Por todo ello, la rea fue trasladada a las cárceles secretas, donde declaró:

«Y si reír es pecado, ¿por qué Dios hizo la risa?»

Desestimada su declaración. Paso a dictaminar sobre el contenido de la obra.

 

Dictamen y valoración teológica del calificador

 

He leído la obra entera, cuyo argumento sitúa en Persia, año de 1188, tierra de infieles. El intérprete de aljamía señala que el vocablo Majnun no es nombre propio, sino que significa "loco" o "poseído" en lengua árabe, prefiriendo la rea el apelativo popular.

Ser la rea mujer y morisca, habituada a andar por tabernas con su guitarra de cinco órdenes, excita los sentidos e incita al vulgo a pecado de lujuria.

Analizo a continuación las partes más condenables del manuscrito:

En la jornada primera aparece el demonio Ahriman, de piel roja y cuernos, que asume el oficio de narrador y dice que a los dioses les divierte el patetismo y a él le divierte corromperlo. Comento que habla de dioses en plural, lo cual es politeísmo nefando. Dios no aparece y el demonio dirige la función, lo cual es herejía manifiesta.

En la jornada segunda entra el tal Majnun dirigiéndose a Ahriman,  preguntándole si siente el peso de un amor no correspondido. El demonio responde que lo que siente es acidez. Sin duda, se burla del sufrimiento humano y de la poesía sagrada. Luego, Majnun rasguea su instrumento con ritmo endiablado y canta las coplas que dicen: “¿Qué harás cuando te sientas sola y nadie te espere en el hogar? Has estado corriendo demasiado tiempo… ¡Layla!” El estribillo es una invocación que sustituye a nuestro Señor por una deidad de carne. Lujuria pura.
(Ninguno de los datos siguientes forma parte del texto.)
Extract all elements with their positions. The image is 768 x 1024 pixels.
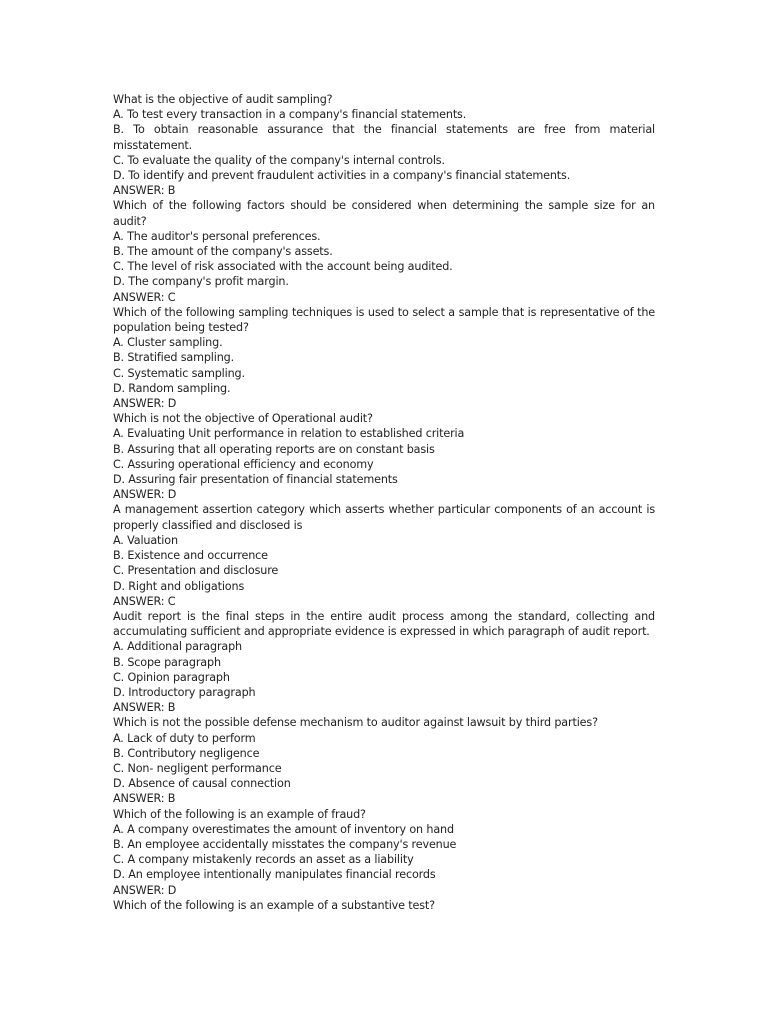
option-text: B. Assuring that all operating reports are on constant basis — [113, 442, 435, 456]
option-text: A. Cluster sampling. — [113, 336, 223, 350]
option-text: B. The amount of the company's assets. — [113, 245, 333, 259]
option-text: A. The auditor's personal preferences. — [113, 229, 321, 243]
option-text: D. Assuring fair presentation of financial statements — [113, 473, 398, 487]
question-list — [113, 92, 655, 913]
question-block — [113, 898, 655, 913]
question-text: Which of the following sampling techniques is used to select a sample that is representative of the population being tested? — [113, 305, 655, 335]
option-text: C. A company mistakenly records an asset as a liability — [113, 853, 414, 867]
option-text: A. A company overestimates the amount of inventory on hand — [113, 822, 454, 836]
question-text: Which of the following factors should be considered when determining the sample size for an audit? — [113, 199, 655, 228]
option-text: D. Absence of causal connection — [113, 777, 291, 791]
option-text: A. Evaluating Unit performance in relation to established criteria — [113, 427, 465, 441]
option-text: D. The company's profit margin. — [113, 275, 289, 289]
option-text: C. Opinion paragraph — [113, 670, 230, 684]
option-text: C. To evaluate the quality of the company's internal controls. — [113, 153, 445, 167]
option-text: B. Existence and occurrence — [113, 549, 268, 563]
question-text: Audit report is the final steps in the entire audit process among the standard, collecting and accumulating sufficient and appropriate evidence is expressed in which paragraph of audit report. — [113, 609, 655, 639]
option-text: B. An employee accidentally misstates the company's revenue — [113, 837, 457, 851]
option-text: C. The level of risk associated with the account being audited. — [113, 260, 453, 274]
option-text: A. To test every transaction in a company's financial statements. — [113, 108, 467, 122]
answer-text: ANSWER: D — [113, 488, 177, 502]
option-text: B. To obtain reasonable assurance that the financial statements are free from material misstatement. — [113, 123, 655, 152]
option-text: B. Scope paragraph — [113, 655, 221, 669]
option-text: B. Stratified sampling. — [113, 351, 235, 365]
answer-text: ANSWER: C — [113, 594, 176, 608]
answer-text: ANSWER: B — [113, 701, 176, 715]
answer-text: ANSWER: B — [113, 184, 176, 198]
answer-text: ANSWER: C — [113, 290, 176, 304]
option-text: A. Additional paragraph — [113, 640, 242, 654]
question-block — [113, 715, 655, 806]
question-block — [113, 609, 655, 715]
option-text: B. Contributory negligence — [113, 746, 260, 760]
question-text: Which of the following is an example of a substantive test? — [113, 898, 435, 912]
question-block — [113, 411, 655, 502]
question-text: Which is not the objective of Operational audit? — [113, 412, 373, 426]
answer-text: ANSWER: D — [113, 883, 177, 897]
answer-text: ANSWER: D — [113, 397, 177, 411]
question-text: Which of the following is an example of fraud? — [113, 807, 366, 821]
question-block — [113, 807, 655, 898]
option-text: D. Right and obligations — [113, 579, 245, 593]
answer-text: ANSWER: B — [113, 792, 176, 806]
question-block — [113, 502, 655, 608]
option-text: A. Lack of duty to perform — [113, 731, 256, 745]
option-text: D. Random sampling. — [113, 381, 231, 395]
option-text: D. An employee intentionally manipulates financial records — [113, 868, 436, 882]
option-text: C. Presentation and disclosure — [113, 564, 279, 578]
option-text: D. To identify and prevent fraudulent activities in a company's financial statements. — [113, 169, 571, 183]
question-block — [113, 305, 655, 411]
option-text: C. Systematic sampling. — [113, 366, 245, 380]
option-text: C. Assuring operational efficiency and economy — [113, 457, 374, 471]
question-text: Which is not the possible defense mechanism to auditor against lawsuit by third parties? — [113, 716, 598, 730]
question-text: A management assertion category which asserts whether particular components of an account is properly classified and disclosed is — [113, 503, 655, 532]
option-text: C. Non- negligent performance — [113, 761, 282, 775]
option-text: D. Introductory paragraph — [113, 685, 256, 699]
option-text: A. Valuation — [113, 533, 178, 547]
question-text: What is the objective of audit sampling? — [113, 93, 333, 106]
question-block — [113, 92, 655, 198]
question-block — [113, 198, 655, 304]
En la jornada tercera entra Layla para contarle que según su padre tiene la cabeza hueca. Majnun cae de rodillas y vuelve a tañer desbocado cantando: “Me tienes de rodillas, Layla… Te estoy rogando, mi bien, por favor…”. Comento que los cristianos nos arrodillamos ante Dios y no ante la carne. Layla añade en voz baja que lo sabe, y ese saber es pecado, pues coquetea con el adulterio.

En la jornada cuarta entra el padre con turbante desmesurado ordenando callar a Majnun por no poder ser esposo para su hija ya que le faltan camellos. Majnun lo ignora y canta a Layla acelerando el compás diciendo que intentó darle consuelo cuando su viejo la decepcionó. El padre explota gritando que esa es la gota que colma el turbante. El padre la arrastra fuera y Layla grita que si la cordura es callar, que su vida sea un grito. Comento que San Pablo manda a las hijas obedecer, y la rea llama a esa obediencia muerte del alma, lo cual es subversión del orden natural.

En la última jornada se queda Majnun solo y Ahriman lo congela en una pose de dolor, diciendo al público que se quedará allí repitiendo el mismo rasgueo de guitarra en su cabeza para siempre, como monumento a la estupidez. Con ello niega el libre albedrío, niega el arrepentimiento y niega la resurrección, pues el alma se queda atrapada en un gesto ridículo y mundano.

 

Conclusión y penas solicitadas

 

La obra no es inocente, pues busca la quiebra de las buenas costumbres. Voto por la relajación al brazo secular para la rea por reincidencia en ritos heréticos, y para sus bienes solicito la quema pública del manuscrito en aljamía, así como la destrucción de la guitarra de cinco órdenes por ser canal y herramienta del demonio.

Añado como posdata del calificador que el carcelero de estas dependencias asegura que por las noches se escucha en las mazmorras un canto bajo, sordo y repetitivo, como si el nombre de Layla se golpeara eternamente contra la piedra.